With technology trends constantly changing, we decided to ask our audience for their opinion. We wanted to know which trends they’re interested in, which trends they want to know more about in the coming year and how this could potentially influence business over the next 12 months:
Here’s the biggest trends in order of popularity and how each one could impact businesses everywhere:
1. Data science (33%)
Businesses continue to drown in data, a problem that will only get worse for those not prepared to deal with it. Data scientists are the people to help make sense of it all, and provide business benefits from endless data streams, legacy databases and spreadsheets to unstructured data sources. By understanding and extracting value from data, these scientists use tools to help a business better understand trends and patterns. As big data flows become permanent fixtures from websites, Internet of Things devices and supply chains, all businesses need mastery of their data to succeed.
2. Intelligent networks (30%)
Modern business networks are now rarely limited to within the office, or across a WAN to regional divisions. New intelligent networks are spreading to the edge of the business at every function and datapoint. Edge computing delivers a decentralized connection from applications at the core to information coming from the edge, be it sensors, shipments, vending machines or other examples. These wider networks require additional security and analytic applications that can take advantage of the data for real-time intelligence.
That technology can be located at the edge to improve speed and efficiency dynamically changing how businesses view their networks.
3. Deep learning (28%)
Following on from data science comes the need to understand data, semantics and other tricky propositions using artificial intelligence. Deep learning is part of the machine learning field, focused on computational graphs, algorithms based on artificial neural networks to help machines understand information and produce actionable results for businesses to act on. The goal of machine learning is to help make business decisions easier in a world of big data and increasing time pressures.
4. IoT security (27%)
As with Intelligent Networks and IoT, new layers of security are required to protect the devices and secure data flows between networks that businesses will be increasingly reliant on. Businesses, smart city operators, supply chains and others need to prepare for attacks on IoT devices, denial of service outages and spoofing of devices or data. These threats require a joined-up business strategy using encryption, secure layers, validation and fallback positions to cope with loss of signal situations.

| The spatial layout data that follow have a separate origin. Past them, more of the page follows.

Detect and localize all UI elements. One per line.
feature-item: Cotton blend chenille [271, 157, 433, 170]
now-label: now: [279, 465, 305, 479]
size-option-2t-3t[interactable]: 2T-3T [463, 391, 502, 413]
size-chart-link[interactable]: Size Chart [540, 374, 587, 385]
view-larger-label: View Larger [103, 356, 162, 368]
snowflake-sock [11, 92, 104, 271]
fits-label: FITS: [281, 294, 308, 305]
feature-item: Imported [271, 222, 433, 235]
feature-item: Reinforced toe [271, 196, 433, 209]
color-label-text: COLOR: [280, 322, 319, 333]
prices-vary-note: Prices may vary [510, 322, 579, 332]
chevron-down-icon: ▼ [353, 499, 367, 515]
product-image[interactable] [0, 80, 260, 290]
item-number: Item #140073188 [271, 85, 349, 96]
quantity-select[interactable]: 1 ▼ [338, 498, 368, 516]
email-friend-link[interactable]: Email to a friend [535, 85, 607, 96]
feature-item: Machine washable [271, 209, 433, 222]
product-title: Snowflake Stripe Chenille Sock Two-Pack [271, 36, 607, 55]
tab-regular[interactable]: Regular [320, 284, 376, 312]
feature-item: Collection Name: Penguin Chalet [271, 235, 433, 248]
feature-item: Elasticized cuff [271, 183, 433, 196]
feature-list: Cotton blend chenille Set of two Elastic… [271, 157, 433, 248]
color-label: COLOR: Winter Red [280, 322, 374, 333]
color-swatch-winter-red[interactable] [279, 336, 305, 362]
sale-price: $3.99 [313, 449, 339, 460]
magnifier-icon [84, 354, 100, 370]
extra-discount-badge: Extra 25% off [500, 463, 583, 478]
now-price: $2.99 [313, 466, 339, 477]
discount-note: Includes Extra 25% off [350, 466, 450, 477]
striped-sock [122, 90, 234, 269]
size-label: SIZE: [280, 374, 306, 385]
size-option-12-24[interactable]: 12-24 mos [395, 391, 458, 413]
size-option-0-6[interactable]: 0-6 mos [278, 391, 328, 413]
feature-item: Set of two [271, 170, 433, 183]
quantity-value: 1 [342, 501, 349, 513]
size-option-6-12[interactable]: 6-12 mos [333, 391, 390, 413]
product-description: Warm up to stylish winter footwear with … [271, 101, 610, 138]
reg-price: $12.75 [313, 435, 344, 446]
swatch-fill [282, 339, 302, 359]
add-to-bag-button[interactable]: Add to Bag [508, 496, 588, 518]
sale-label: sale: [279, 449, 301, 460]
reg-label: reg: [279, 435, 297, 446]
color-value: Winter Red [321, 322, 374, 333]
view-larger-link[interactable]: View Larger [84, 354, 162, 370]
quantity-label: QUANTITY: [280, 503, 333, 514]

5. Robotic process automation (22%)
RPA continues to be a maturing technology among businesses, as part of digital transformations or digital business improvements. In basic terms, it helps businesses automate repetitive and low-value tasks, allowing workers to concentrate on value-added and more rewarding or creative tasks. RPA systems follow structured tasks, capturing data that a person previously would and feeding it into an application, from scanning in paper forms to responding to emails and making simple decisions based on the data it receives.

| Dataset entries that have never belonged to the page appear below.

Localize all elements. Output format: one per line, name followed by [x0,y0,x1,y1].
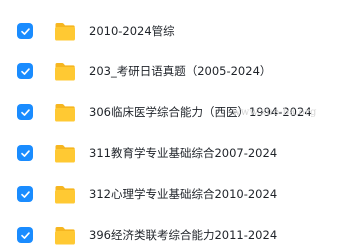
watermark-text: www.xue-ba.org [232,107,317,118]
file-list: 2010-2024管综 203_考研日语真题（2005-2024） 306临床医… [0,0,340,252]
folder-icon [54,226,76,245]
folder-icon [54,22,76,41]
checkmark-icon [20,67,30,75]
list-item[interactable]: 311教育学专业基础综合2007-2024 [0,139,340,167]
checkbox-checked[interactable] [17,227,33,243]
checkbox-checked[interactable] [17,186,33,202]
file-name: 2010-2024管综 [89,24,175,38]
checkbox-checked[interactable] [17,104,33,120]
folder-icon [54,103,76,122]
file-name: 396经济类联考综合能力2011-2024 [89,228,278,242]
file-name: 312心理学专业基础综合2010-2024 [89,187,278,201]
checkmark-icon [20,108,30,116]
checkmark-icon [20,149,30,157]
list-item[interactable]: 203_考研日语真题（2005-2024） [0,57,340,85]
folder-icon [54,185,76,204]
file-name: 203_考研日语真题（2005-2024） [89,64,272,78]
folder-icon [54,144,76,163]
checkmark-icon [20,190,30,198]
file-name: 311教育学专业基础综合2007-2024 [89,146,278,160]
checkmark-icon [20,27,30,35]
list-item[interactable]: 312心理学专业基础综合2010-2024 [0,180,340,208]
checkbox-checked[interactable] [17,23,33,39]
checkbox-checked[interactable] [17,145,33,161]
checkmark-icon [20,231,30,239]
list-item[interactable]: 396经济类联考综合能力2011-2024 [0,221,340,249]
folder-icon [54,62,76,81]
checkbox-checked[interactable] [17,63,33,79]
list-item[interactable]: 2010-2024管综 [0,17,340,45]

6. Prescriptive analytics (17%)
Prescriptive analytics is data analysis that offers a range of decision options based on the data. This provides a business with insights, opportunities or risk mitigation as the data comes in, instead of waiting for analysts to provide a lengthy report for C-level executives to mull over.
PA tools can provide quantified values of opportunity or risk, based on data and analysis, updated live as new data emerges, giving a growing picture of the optimal route to success.
The PA tool analyzes potential decisions, taking into consideration interactions between various elements within the data and other decisions within a process. Recommendations won’t be fool proof as with any tool, due to external influences and limits from the data, but could help businesses make better decisions faster.
7. Blockchain-based privacy (17%)
Blockchain vendors and proponents promise many things to businesses, but the key value that most end users seek is privacy. Blockchain can help protect privacy with its decentralized nature and the digital ledger, a visible public authority list that tracks, records and verifies as legitimate any transactions related to the data.
By having no central location that stores private data, and since blockchains can be linked to everything from photos to video, from databases to financial transactions, there is no single point of attack, making a blockchain system safer than current efforts. Privacy is assured as all users have their own private digital fingerprint of a cryptographic key to identify their transactions as genuine.
8. Virtual assistants (15%)
The evolution of virtual assistants from the smart home to the business is in full swing. Early use cases have moved on from virtual assistants acting as transcribers, note takers and dictaphones to providing business information, meeting reminders and messaging services. Virtual assistants will get rapidly smarter as they have access to more business information, helping teams meet, discuss and resolve problems, track productivity, and locate and provide useful information for each worker, wherever they are.
9. Quantum computing (9%)
Quantum computers are real hardware that is evolving rapidly to improve their computational power. Within a quantum computer lies a chip loaded with Qubits, replacing the traditional 1 or 0 of typical binary computers with both states at once, allowing faster computation of complex problems. While IBM has a chip with 50 qubits, Google’s new Bristlecone quantum chip packs in 72 quantum bits while Rigetti plans a 128-qubit chip that, when available to scientists and enterprises, will be able to calculate trillions of operations per second.